TARANTO – Quello che resta all’indomani della tragedia è soltanto questo: un grande dolore e i resti dell’incendio che hanno strappato la vita ad un vigile del fuoco intervenuto per domare le fiamme.

Si chiamava Antonio Dell’Anna, aveva 54 anni, viveva a Fragagnano ed era in servizio nel distaccamento di Grottaglie.

L’intervento intorno all’una di notte nelle campagne tra San Giorgio Jonico e Pulsano, lì dove sono scattate le operazioni di soccorso per domare un incendio divampato in una masseria e che aveva avvolto un camion parcheggiato, adibito in parte al trasporto di cavalli.

Il fuoco, secondo i primi accertamenti, ha deformato il meccanismo levatoio del portellone, che ha improvvisamente ceduto, travolgendo il 54enne. I tentativi di soccorso sono risultati vani. Sul posto sono intervenuti i carabinieri della stazione di San Giorgio Jonico, della Compagnia di Martina Franca e del Reparto operativo del comando provinciale di Taranto.

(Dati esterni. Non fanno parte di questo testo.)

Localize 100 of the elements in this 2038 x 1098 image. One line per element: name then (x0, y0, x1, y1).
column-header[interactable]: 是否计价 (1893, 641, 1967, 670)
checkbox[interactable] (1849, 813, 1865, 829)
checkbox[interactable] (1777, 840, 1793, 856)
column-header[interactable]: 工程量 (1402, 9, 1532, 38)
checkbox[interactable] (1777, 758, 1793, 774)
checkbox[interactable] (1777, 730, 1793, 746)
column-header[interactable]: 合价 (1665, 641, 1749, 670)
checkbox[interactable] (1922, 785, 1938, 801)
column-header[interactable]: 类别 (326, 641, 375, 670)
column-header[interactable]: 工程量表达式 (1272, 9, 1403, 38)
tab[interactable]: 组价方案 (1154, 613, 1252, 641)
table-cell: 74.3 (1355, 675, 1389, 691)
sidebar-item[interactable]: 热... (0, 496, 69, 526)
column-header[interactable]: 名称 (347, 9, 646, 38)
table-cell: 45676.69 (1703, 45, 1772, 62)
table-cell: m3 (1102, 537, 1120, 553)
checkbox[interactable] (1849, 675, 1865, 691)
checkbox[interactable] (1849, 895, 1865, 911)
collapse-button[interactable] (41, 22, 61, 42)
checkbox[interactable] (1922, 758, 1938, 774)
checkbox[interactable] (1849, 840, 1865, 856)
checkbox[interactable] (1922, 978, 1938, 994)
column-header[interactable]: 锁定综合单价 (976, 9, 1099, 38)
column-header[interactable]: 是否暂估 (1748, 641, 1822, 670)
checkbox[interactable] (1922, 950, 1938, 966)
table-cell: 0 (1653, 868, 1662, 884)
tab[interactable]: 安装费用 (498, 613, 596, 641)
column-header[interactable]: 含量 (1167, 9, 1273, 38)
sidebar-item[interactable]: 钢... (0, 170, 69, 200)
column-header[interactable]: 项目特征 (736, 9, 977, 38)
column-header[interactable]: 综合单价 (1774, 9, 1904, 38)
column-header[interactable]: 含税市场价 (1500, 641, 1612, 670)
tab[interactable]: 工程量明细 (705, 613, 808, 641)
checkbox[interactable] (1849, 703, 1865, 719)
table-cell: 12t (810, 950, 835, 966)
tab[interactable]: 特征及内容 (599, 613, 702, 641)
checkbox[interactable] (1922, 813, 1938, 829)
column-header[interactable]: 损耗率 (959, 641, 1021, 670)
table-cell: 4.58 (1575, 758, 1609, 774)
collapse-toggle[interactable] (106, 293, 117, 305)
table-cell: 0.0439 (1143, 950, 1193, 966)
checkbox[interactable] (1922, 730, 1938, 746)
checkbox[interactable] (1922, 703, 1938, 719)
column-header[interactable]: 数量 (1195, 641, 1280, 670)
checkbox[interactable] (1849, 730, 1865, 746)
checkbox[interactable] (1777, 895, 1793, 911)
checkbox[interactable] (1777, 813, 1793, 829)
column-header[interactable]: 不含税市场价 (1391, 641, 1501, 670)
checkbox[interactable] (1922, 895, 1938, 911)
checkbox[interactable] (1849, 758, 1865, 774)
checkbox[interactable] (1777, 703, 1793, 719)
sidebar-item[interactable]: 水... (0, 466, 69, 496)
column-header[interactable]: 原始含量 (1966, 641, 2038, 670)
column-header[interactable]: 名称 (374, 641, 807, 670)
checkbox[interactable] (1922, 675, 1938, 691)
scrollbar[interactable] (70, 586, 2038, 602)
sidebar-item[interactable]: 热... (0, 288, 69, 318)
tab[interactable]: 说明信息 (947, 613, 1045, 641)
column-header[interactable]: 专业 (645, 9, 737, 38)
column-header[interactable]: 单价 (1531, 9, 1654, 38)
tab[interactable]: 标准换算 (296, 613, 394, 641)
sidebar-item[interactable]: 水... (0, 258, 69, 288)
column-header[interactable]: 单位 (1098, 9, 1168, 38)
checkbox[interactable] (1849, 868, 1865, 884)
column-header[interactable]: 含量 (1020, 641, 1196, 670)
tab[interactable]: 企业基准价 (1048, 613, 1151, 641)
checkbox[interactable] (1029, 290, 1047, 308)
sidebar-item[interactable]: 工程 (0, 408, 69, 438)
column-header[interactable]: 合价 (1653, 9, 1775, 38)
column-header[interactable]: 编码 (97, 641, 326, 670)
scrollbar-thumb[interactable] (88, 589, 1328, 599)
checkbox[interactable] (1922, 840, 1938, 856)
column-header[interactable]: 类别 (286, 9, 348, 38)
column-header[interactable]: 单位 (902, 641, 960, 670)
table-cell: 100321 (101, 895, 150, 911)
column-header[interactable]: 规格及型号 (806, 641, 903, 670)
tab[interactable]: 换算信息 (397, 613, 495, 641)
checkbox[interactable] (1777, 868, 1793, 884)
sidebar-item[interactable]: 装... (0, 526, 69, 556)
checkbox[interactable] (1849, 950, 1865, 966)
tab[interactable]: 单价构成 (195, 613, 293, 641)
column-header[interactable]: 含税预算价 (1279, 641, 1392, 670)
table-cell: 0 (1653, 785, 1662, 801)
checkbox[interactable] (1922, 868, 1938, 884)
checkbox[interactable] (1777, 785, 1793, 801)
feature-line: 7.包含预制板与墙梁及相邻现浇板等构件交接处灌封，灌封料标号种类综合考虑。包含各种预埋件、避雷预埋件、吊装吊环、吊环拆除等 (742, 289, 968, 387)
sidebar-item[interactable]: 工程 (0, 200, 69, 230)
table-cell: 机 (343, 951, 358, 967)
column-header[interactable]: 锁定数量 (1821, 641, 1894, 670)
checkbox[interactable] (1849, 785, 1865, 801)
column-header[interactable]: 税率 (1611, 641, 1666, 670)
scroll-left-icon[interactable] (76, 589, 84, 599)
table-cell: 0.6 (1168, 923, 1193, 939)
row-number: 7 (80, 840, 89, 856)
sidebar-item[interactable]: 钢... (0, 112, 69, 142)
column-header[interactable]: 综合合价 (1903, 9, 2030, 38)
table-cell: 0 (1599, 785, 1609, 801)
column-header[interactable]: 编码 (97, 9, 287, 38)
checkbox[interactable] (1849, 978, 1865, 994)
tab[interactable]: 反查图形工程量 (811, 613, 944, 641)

Le indagini sono state avviate tempestivamente per comprendere le cause dell’incendio. Il mezzo aveva preso fuoco mentre era parcheggiato all’interno dell’azienda agricola. Sono stati gli stessi proprietari ad accorgersene e richiedere l’intervento dei caschi rossi.

Il Corpo nazionale dei vigili del fuoco ha diramato una nota per esprimere cordoglio: “Lutto nel Corpo nazionale -si legge- Il Capo del Corpo Dattilo e tutti i colleghi si stringono alla famiglia in questo momento di dolore”.

Anche il Ministro dell’Interno Matteo Salvini ha espresso vicinanza alla famiglia, assumendo un impegno. “Una preghiera per Antonio, il Vigile del Fuoco morto in provincia di Taranto e un abbraccio ai suoi colleghi e alla sua famiglia -ha detto- Ha perso la vita mentre era in servizio, a conferma che quello dei Vigili del Fuoco non è un semplice lavoro ma una vera e propria missione. Prosegue con ancora più forza il mio impegno per un piano di assunzioni straordinario, con l’obiettivo di equiparare il trattamento dei pompieri a quello delle altre forze di sicurezza”.